Adding fuel to the fire, some of the company's management team also decided to sell shares last month, which may have reinforced the notion that Exelixis' blistering 1,300% appreciation in the past three years had left it somewhat overvalued.
A deeper dive, however, suggests that Exelixis probably isn't overpriced relative to its longer-term growth prospects. Both of the company's main value drivers -- Cabometyx/Cometriq and Cotellic -- are in the early stages of their commercial launches, after all. And revenue from these drugs is expected to climb by a healthy 45.9% in just the next year.
Exelixis' rapidly growing revenue stream and positive free cash flows open the door to other value creating activities that arguably aren't currently reflected in its share price. The biotech's management, for instance, recently mentioned that they are exploring potential licensing deals to augment their existing pipeline, and are also in the process of restarting their own drug discovery platform.
All in all, Exelixis' stock certainly isn't cheap after its monstrous move northward, but the premium may be worth it for a company that could eventually become a key player in the $100 billion-plus cancer drug market.
Down but not out
Shares of clinical-stage biotech Sage Therapeutics took it on the chin last month after the company reported disappointing late-stage results for its experimental super-refractory status epilepticus (SRSE) treatment, brexanolone (SAGE-547). Brexanolone is the biotech's most advanced clinical candidate, and it was forecast to generate upwards of $100 million in sales next year if approved for this rare but life-threatening seizure disorder.
The good news is that brexanolone is close to the finish line for its other late-stage indication -- postpartum depression. According to the company's comments following the drug's miss in SRSE, brexanolone's two ongoing postpartum depression trials have been enrolling well, and are on track to readout in the back half of this year.
Most importantly, though, the pathology of SRSE and postpartum depression are entirely different -- meaning that the drug's failure in one shouldn't have any bearing on its ability to hit the mark in the other. So, with about $650 million in peak sales on the line for postpartum depression, Sage's stock definitely has the potential to come roaring back before year's end.
Are any of these stocks worth buying right now?

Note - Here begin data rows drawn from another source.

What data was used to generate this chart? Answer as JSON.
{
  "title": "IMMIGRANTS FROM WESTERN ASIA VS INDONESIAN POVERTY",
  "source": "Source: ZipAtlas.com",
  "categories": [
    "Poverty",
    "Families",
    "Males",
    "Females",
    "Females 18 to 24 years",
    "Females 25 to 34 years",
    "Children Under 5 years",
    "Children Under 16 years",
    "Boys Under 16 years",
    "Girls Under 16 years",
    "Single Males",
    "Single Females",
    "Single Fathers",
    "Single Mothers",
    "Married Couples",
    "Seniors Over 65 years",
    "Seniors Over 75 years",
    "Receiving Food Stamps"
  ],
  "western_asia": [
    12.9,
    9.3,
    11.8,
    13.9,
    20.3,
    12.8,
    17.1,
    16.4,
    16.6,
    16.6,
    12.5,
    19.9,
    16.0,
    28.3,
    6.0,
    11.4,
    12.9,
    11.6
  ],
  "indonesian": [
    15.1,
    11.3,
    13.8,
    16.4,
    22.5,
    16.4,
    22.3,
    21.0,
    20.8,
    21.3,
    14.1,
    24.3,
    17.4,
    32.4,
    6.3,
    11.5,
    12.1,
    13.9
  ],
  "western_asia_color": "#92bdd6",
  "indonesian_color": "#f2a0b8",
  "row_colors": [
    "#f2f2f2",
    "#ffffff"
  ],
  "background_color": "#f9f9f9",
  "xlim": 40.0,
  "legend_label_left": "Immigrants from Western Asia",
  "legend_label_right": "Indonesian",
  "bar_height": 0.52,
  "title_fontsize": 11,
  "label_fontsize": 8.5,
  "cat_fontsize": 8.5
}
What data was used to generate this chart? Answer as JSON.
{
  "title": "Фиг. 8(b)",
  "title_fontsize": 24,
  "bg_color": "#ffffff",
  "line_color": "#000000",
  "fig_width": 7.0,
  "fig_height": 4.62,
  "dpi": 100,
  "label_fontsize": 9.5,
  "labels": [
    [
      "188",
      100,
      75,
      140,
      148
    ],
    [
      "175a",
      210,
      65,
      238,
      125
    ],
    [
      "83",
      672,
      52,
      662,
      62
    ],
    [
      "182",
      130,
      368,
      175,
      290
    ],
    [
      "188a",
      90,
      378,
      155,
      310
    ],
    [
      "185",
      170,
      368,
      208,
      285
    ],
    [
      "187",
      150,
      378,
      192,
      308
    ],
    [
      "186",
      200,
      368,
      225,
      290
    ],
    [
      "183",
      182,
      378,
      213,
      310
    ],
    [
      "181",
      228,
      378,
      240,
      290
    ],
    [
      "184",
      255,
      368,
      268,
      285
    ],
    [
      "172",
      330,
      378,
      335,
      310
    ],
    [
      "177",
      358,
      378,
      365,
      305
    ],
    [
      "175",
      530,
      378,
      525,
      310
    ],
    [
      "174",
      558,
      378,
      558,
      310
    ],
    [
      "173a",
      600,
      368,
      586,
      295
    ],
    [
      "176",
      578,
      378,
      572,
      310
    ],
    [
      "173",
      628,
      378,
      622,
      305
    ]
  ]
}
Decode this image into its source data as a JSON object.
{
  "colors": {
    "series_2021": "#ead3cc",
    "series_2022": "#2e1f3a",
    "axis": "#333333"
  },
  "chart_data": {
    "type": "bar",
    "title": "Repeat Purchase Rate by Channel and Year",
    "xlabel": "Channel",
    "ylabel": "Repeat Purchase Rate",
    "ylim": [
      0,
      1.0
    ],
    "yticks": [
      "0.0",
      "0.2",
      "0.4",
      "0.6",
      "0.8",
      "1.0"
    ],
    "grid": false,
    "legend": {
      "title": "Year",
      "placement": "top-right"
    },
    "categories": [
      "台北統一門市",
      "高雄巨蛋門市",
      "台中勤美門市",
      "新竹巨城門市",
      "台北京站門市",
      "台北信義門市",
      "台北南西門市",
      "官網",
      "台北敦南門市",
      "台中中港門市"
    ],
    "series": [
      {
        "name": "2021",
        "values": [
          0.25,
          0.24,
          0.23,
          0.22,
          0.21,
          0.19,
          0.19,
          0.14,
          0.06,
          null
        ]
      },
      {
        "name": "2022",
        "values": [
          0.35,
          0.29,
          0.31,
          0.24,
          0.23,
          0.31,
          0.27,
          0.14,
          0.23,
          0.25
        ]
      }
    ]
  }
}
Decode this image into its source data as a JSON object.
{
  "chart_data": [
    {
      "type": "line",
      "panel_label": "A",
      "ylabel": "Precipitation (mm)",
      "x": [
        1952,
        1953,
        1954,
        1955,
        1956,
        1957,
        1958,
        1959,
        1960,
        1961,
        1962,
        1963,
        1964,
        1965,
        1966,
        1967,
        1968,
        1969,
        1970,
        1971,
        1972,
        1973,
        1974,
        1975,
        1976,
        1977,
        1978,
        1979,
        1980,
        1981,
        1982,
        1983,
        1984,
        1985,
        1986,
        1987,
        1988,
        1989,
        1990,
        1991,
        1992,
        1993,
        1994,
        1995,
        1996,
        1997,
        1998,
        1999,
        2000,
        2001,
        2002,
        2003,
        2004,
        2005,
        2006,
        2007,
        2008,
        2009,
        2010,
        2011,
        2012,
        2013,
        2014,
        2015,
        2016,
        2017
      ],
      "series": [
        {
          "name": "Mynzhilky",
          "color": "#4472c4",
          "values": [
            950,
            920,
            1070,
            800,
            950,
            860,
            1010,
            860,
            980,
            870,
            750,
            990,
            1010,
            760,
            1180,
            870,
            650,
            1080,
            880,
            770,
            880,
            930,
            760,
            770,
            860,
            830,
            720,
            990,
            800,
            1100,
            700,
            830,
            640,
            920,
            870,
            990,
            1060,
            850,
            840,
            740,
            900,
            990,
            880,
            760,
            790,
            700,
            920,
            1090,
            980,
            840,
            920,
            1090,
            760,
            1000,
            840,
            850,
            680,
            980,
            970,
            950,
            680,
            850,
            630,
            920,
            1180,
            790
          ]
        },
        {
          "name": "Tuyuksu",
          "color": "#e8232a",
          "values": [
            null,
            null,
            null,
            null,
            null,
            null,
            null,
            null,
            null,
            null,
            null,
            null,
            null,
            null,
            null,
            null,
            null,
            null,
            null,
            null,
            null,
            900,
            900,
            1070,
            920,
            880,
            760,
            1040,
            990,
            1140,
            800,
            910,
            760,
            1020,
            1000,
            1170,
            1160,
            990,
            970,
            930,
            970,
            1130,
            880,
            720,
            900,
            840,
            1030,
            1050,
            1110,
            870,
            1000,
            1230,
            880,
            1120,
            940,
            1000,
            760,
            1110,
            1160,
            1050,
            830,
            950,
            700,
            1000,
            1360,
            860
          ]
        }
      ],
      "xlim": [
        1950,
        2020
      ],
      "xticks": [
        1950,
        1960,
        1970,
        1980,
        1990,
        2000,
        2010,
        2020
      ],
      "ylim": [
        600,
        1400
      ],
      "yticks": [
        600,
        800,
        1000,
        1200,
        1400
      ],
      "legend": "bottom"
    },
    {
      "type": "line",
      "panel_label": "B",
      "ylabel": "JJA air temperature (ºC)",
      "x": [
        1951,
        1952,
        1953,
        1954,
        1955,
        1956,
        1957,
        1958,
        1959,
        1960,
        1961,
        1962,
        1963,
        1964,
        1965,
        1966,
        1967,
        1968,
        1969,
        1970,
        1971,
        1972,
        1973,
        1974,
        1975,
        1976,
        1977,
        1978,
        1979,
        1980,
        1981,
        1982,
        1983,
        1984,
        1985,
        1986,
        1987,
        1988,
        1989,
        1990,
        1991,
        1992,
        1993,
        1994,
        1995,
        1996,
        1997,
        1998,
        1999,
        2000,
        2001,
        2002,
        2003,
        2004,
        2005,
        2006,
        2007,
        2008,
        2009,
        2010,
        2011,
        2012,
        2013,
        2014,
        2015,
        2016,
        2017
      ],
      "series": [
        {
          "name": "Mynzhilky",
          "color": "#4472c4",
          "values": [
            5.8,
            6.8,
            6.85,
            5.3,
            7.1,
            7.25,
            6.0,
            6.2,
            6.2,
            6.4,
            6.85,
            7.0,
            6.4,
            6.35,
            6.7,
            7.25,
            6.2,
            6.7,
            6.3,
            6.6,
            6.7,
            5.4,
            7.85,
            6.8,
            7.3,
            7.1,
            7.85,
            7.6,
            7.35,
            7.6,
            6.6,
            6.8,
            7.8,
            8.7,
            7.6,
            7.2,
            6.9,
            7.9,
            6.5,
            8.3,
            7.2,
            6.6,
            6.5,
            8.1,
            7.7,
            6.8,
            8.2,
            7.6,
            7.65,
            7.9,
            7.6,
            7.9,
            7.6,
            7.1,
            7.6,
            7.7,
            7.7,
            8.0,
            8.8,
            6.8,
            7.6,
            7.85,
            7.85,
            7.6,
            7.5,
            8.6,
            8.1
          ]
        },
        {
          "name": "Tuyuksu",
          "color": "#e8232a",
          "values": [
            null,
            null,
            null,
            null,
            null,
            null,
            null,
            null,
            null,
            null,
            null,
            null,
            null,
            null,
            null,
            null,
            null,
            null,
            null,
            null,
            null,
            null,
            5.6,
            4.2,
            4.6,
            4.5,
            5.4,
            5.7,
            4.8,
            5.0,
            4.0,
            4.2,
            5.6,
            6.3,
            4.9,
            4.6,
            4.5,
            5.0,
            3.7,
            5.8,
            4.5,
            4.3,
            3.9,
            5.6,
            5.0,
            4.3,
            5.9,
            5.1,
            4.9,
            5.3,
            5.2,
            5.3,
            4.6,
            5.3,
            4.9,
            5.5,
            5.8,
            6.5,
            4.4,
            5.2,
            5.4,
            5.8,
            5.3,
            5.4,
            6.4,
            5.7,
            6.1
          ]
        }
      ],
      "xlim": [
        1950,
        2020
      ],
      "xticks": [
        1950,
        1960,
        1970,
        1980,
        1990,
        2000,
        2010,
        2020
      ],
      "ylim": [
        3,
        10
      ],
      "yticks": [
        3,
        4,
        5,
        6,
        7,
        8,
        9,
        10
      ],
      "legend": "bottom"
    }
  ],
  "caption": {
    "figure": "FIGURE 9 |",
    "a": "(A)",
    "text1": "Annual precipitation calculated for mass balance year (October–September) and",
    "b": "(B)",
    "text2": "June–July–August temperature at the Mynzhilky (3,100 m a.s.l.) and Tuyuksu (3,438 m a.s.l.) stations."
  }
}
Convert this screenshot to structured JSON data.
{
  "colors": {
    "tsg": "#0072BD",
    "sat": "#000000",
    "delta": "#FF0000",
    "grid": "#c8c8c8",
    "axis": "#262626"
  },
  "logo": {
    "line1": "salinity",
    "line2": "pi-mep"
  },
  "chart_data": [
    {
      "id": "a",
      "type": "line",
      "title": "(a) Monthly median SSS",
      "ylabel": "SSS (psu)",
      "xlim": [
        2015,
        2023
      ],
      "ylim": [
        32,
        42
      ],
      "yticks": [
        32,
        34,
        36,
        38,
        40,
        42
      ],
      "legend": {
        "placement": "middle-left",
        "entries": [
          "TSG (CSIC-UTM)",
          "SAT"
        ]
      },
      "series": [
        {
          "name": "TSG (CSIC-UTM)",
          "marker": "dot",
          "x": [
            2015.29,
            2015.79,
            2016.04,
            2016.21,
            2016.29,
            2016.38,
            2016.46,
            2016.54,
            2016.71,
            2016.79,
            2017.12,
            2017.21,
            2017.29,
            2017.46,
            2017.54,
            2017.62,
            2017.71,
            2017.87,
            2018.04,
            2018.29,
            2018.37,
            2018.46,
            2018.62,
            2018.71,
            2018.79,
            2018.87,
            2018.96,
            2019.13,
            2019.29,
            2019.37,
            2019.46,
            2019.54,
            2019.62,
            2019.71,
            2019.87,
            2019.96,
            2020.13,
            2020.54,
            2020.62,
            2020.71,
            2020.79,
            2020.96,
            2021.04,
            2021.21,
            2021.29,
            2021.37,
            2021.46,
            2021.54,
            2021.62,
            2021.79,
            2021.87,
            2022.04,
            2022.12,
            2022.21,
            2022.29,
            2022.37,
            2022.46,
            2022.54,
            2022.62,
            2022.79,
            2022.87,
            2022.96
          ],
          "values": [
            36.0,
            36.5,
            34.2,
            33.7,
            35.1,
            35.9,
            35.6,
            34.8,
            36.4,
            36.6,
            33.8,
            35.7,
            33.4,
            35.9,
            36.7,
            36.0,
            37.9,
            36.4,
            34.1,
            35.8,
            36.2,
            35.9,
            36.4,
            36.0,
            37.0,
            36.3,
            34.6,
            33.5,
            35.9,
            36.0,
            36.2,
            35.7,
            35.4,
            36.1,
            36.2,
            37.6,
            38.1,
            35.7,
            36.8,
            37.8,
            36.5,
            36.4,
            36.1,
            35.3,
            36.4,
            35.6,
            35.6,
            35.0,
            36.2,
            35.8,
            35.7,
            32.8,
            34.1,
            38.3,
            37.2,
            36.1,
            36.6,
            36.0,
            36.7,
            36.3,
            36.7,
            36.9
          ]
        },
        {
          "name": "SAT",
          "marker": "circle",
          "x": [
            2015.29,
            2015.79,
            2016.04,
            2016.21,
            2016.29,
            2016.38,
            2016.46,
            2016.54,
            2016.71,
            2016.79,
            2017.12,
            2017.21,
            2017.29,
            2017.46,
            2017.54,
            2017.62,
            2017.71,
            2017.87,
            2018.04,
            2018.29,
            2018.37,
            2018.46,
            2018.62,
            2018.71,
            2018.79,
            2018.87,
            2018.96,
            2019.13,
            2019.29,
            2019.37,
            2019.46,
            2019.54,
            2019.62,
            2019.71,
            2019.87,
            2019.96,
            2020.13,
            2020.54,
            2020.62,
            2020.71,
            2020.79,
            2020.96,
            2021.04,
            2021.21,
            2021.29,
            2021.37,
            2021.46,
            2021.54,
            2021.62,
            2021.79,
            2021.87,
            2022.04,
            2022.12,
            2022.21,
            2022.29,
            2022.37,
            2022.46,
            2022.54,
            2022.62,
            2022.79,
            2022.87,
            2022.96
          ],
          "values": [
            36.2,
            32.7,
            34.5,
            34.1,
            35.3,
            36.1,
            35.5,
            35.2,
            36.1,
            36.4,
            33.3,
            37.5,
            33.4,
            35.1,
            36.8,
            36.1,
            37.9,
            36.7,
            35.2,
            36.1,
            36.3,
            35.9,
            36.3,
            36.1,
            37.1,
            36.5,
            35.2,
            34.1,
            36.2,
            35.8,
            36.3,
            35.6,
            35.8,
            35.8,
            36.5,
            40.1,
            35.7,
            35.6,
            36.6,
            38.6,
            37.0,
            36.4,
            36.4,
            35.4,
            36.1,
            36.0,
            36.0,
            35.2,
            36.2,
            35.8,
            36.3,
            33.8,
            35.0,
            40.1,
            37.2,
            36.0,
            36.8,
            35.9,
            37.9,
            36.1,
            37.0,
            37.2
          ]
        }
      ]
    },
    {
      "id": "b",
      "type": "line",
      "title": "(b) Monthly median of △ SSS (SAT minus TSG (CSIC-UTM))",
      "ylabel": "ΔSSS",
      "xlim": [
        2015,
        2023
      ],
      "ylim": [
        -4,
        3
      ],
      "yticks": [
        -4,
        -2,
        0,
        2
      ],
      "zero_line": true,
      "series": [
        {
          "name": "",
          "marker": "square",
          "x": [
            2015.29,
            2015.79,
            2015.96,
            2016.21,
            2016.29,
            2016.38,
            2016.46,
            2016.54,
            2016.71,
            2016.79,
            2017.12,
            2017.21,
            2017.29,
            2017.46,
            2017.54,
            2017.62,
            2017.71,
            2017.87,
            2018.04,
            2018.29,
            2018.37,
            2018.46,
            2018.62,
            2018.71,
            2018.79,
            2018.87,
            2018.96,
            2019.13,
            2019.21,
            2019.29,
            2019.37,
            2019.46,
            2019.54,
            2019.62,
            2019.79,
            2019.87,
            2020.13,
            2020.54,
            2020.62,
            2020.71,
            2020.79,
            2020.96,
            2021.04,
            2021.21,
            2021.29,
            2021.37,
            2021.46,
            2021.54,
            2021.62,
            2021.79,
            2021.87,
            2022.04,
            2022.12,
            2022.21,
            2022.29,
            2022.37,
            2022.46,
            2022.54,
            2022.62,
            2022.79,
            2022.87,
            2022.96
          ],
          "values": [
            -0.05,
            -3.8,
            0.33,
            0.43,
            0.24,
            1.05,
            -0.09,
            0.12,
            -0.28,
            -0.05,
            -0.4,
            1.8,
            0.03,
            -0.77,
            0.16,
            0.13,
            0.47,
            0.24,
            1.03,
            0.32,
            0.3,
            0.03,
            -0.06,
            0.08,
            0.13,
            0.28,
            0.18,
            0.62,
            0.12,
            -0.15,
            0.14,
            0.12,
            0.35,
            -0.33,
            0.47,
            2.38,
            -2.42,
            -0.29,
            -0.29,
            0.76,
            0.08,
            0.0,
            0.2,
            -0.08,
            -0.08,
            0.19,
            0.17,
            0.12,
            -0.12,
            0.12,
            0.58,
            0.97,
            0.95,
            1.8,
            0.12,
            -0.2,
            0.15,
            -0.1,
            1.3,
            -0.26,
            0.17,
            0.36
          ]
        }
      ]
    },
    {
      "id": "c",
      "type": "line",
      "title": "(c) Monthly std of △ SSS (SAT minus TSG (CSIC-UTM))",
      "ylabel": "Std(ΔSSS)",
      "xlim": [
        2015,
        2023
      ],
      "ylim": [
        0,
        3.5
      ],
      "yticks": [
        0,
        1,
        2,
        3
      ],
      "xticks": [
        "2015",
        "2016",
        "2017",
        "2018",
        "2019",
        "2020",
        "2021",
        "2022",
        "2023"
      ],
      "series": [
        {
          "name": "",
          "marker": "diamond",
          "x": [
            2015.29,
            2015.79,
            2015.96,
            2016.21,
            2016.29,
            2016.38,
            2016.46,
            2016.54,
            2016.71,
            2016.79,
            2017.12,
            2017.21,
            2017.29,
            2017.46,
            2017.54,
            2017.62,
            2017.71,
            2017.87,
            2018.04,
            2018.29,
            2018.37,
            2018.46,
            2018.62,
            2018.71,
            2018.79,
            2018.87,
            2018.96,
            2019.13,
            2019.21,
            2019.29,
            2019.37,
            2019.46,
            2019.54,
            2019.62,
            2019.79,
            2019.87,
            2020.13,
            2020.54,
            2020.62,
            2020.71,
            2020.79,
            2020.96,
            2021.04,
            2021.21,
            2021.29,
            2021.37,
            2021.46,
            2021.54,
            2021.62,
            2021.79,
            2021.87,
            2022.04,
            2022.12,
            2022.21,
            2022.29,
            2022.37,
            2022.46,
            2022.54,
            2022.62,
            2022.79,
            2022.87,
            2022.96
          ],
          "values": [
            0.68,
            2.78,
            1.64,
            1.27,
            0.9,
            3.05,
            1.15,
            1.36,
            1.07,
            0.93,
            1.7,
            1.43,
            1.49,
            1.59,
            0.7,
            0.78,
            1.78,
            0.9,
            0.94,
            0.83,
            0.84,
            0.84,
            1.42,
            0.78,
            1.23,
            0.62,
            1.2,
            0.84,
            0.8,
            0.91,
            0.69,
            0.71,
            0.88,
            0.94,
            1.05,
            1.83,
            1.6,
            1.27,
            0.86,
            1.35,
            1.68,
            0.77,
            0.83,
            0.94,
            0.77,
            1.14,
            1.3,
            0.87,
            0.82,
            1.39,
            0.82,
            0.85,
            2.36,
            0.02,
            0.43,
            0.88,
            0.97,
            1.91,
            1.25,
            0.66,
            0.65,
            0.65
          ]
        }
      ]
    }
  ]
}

Personally, I think Intercept and Exelixis are both solid long-term buy and holds, especially after their double-digit pullbacks in September. Intercept currently has the most advanced nonalcoholic steatohepatitis drug candidate in the game with Ocaliva, which may one day translate into $6 billion to $7 billion in peak annual sales. Exelixis, for its part, is now a multidrug cancer company, which gives it the financial firepower to build a more robust clinical pipeline that could create long-term value for its shareholders.
Sage, on the other hand, arguably has both the highest near-term upside potential and the steepest risk profile. If brexanolone redeems itself in postpartum depression later this year, the stock should skyrocket. But the converse is also true -- Sage's stock would almost certainly crater if its lead drug candidate fails yet again. As a more conservative investor, I tend to avoid betting on these kinds of binary events and the dramatic price swings that result from them. But this stock might be appealing for investors who are more comfortable with high levels of volatility and are on the hunt for unusual growth opportunities.